Procedural knowledge refers to (now) automatically occurring patterns that have become unconscious, as well as to prelinguistic somatic and affective impressions that have formed themselves into frameworks (also known as schemas; see below) and always have been unconscious. An example of the power of this kind of framework can be found in an anorexic 15-year-old’s conviction that she needs to lose weight—regardless of any objective argument to the contrary—even given her intellectual understanding that she is running the risk of starving herself to death. She cannot perceive herself as anything other than too fat.
Beliefs and the Body
With the Hakomi method, Ron Kurtz developed a way to directly access core organizing beliefs through mindfulness and self-observation. Performing experiments in a mindful state provides clients with an opportunity to observe, examine, and dehabitualize their automatic tendencies, and to create connections between spontaneous behavior
patterns and their underlying meanings. At the same time, Kurtz has demonstrated how substantially the body is involved in this process, and placed an emphasis on attending to the inseparable unity of mind and body.

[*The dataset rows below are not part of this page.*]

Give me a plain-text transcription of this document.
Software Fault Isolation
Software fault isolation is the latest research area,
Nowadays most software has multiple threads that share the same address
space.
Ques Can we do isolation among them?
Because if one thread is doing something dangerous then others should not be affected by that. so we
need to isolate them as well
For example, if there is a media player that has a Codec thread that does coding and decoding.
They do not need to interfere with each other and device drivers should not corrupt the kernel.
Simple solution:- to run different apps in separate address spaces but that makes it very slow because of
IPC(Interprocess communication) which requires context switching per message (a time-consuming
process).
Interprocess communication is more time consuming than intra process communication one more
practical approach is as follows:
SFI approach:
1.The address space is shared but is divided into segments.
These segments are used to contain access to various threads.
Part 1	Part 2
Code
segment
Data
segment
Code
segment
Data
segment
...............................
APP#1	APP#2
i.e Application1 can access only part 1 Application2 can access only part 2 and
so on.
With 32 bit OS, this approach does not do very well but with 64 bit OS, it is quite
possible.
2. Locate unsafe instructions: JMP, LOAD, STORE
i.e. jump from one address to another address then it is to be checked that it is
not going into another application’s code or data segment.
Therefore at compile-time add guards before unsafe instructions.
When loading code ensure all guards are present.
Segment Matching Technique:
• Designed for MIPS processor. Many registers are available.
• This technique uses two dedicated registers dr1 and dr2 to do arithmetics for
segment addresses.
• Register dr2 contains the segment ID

In keeping with this holistic view, Damasio (1999) states that the human mind and self-consciousness are not only expressed through the body, but also have their roots in the unconscious processes of the body. He refers to these processes as “somatic markers.” Just as emotional states become physically expressed—a person who is angry, for example, may wrinkle his forehead and tighten his jaw while his hormone levels change accordingly, his heart races, breathing changes, and so forth—enduring core beliefs and their corresponding internal reactions also become manifest on the bodily level in more lasting ways, reflected through the body’s gestures, movements, muscle tension, posture, or psychosomatic symptoms.
With this knowledge, it isn’t difficult to imagine typical categories or patterns of experience, as well as typical ways of expression and action—what Hakomi calls character strategies (see Chapters 8 and 23). Although each person develops his own distinctive style—with unique personality being informed by dispositions and temperament in relation to life experience—similar experiences as well as similar ways to process and respond to them will be found across people. Someone who is convinced that human relationships are about power, and that it is important not to be weak, for example, will be likely to have a slightly tense body, a posture expanded upward, and a breathing pattern that emphasizes the chest and upper body. This type of person may look intimidating, and will do his best not to let his eyes betray any longing that he may be experiencing.